Other MPs have called for Bercow to step down – including during a Commons debate on the Cox report – but Labour’s Emily Thornberry told Sky News it was “absolutely not the time to be changing speaker”.

Cook said sources had been in touch since the story went out to share their gratitude. He said one had told him: “Vindication is what I feel most – that all these years of being told that I’m overreacting is bullshit.”

He said other sources who had decided not to take part in the investigation had also contacted him to say they were pleased by the outcome.

“The big picture about all of this is there’s a group of women in the House of Commons who weren’t really listened to before,” he said.

“There were people who were really nervous about talking to us who didn’t really want to talk to us – to be fair they didn’t know what we were going to do with it, they didn’t know how we were going to treat it and whether we were going to be reasonable or sensationalist.

“Half a dozen people from that category have come back in the last week and said: ‘I’m really pleased you did this, I’m sorry I didn’t help’.

“It was quite nice… Because you feel like when you’re approaching these people you’re pestering them about private grief and the fact that they appreciate that we were trying to do something genuinely publicly-spirited is quite reassuring.”

Cook said a crucial part of getting the “incredibly old-fashioned” story was simply listening and ensuring sources saw him and colleague Day as trustworthy from day one.

“It is a cliché, but it is also the truth that your ability to do the stuff does depend entirely on the willingness of people to trust you,” he said.

“It sounds pious but there is no way around, there is no shortcut to trustworthiness, you just have to be trustworthy.

“You have to show it, you have to go and see people to show that you value their time, you have to listen to them, you have to actually take them seriously, you have to treat them – not just before publication and when you’re desperate to get that killer fact out of them – you have to treat them with decency.

“Lots of the subsequent reporting that we’ve been able to do off the initial story has relied on the fact that the people who told us stuff to begin with have come back and said: ‘Check out this, they haven’t fixed this’.

“It is sometimes difficult to deal with sources, but it’s been a real education on the importance of openness and honesty and trustworthiness with them.”

Cook, formerly comment editor at the FT, added that the story “would have been impossible” without the “brilliant” Day – proving the importance of diversity in the newsroom.

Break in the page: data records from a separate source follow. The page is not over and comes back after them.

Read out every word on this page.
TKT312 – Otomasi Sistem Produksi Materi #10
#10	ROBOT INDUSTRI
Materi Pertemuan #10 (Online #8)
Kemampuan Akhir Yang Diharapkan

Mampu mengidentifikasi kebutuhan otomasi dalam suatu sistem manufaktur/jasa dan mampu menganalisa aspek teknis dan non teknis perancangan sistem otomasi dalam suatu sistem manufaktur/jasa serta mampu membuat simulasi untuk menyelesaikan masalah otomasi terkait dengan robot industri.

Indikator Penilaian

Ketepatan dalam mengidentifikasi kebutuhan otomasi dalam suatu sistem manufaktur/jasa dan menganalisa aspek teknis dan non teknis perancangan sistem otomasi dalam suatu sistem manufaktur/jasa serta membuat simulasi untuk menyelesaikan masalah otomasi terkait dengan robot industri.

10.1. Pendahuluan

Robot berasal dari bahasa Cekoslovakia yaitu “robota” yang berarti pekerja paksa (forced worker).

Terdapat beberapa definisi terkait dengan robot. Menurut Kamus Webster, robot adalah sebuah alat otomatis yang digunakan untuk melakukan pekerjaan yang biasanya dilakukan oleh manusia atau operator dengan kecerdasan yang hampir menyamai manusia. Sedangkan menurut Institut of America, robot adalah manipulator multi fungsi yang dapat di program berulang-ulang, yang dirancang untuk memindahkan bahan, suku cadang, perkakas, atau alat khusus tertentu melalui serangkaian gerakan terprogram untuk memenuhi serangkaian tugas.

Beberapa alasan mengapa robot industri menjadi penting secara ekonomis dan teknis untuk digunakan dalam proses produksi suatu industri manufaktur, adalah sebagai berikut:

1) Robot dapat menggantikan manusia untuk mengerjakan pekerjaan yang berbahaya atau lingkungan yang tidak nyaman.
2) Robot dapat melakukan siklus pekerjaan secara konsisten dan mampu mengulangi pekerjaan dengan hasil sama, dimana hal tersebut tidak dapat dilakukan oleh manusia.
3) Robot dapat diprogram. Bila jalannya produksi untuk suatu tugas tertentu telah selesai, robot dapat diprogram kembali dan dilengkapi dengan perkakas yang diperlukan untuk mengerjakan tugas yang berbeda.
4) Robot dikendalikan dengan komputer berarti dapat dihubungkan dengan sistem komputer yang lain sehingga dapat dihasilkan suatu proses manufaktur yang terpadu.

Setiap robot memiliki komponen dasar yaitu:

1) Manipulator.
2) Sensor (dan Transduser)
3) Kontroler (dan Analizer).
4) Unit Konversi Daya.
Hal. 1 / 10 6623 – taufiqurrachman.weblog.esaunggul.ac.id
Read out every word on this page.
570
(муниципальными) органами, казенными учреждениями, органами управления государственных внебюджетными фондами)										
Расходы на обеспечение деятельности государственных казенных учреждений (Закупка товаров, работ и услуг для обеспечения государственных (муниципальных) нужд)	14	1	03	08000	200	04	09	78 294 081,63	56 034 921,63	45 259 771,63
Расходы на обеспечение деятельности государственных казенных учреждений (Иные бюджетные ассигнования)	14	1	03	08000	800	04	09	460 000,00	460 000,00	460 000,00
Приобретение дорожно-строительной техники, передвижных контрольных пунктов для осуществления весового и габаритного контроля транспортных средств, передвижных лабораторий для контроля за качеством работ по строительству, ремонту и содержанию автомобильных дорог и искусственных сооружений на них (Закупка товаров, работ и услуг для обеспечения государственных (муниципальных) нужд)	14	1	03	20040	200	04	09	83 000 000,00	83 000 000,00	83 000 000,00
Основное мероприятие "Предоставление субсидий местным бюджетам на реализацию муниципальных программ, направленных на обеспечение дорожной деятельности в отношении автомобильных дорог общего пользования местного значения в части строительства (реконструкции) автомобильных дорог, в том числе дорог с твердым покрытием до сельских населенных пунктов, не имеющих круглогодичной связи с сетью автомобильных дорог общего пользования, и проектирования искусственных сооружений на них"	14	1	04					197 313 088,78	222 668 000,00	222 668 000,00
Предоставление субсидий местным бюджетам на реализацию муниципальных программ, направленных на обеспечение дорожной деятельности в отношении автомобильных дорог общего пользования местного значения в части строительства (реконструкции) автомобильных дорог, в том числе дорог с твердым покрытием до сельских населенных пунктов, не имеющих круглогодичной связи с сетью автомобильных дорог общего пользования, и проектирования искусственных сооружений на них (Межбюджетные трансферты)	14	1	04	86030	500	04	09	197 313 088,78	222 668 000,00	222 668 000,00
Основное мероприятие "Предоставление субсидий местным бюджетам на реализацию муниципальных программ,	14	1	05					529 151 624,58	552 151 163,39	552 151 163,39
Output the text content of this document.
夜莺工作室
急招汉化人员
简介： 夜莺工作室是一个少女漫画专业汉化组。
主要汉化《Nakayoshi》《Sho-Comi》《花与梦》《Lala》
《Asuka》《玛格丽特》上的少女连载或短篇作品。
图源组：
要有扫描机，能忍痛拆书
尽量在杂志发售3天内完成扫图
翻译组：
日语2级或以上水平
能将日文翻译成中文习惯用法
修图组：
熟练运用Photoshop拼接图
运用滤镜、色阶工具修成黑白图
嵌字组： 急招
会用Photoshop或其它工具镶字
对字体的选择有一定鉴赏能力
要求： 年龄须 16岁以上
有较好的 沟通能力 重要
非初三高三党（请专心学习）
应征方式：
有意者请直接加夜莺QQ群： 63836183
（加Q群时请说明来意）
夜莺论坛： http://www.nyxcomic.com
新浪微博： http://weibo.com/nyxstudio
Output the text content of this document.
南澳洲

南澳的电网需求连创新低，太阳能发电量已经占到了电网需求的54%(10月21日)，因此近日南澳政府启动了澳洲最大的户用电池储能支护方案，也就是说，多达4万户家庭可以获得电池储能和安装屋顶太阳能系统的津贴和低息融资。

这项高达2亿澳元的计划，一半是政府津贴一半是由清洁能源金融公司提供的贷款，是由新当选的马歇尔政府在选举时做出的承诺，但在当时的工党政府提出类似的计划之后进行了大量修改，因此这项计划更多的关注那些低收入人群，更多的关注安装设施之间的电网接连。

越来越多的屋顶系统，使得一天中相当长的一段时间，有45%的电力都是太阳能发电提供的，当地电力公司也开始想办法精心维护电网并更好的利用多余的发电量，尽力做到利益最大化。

“It’s really helpful basically having a man and a woman working on a story like this as well because you do have implicit understandings of things that the other lacks,” he said.

“There are people I got on well with from our contacts, there are people Lucinda got on well with from our contacts, and I’m sure part of that’s down to gender.”

Cook revealed the story did require a lot of talking to BBC lawyers to meet the “very high bar for accusing people of bullying” before broadcast.

But he was helped by the “incredible consistency” of his source accounts and the fact clerks are, he said, “generally brilliant” at taking contemporaneous notes of events which could be used as evidence.

Cook said one of the biggest questions was deciding when the story was ready to publish after months of work, and whether to break the story in Newsnight’s 10.30pm slot or roll it out earlier in the evening.

“What’s your objective?” he said the team asked themselves. “Is it to maximise viewership of the programme or is it to have maximum impact that follows from other publications?”

The story broke on Newsnight, but other publications had been given advanced notice about it, Cook said, allowing them to ready coverage.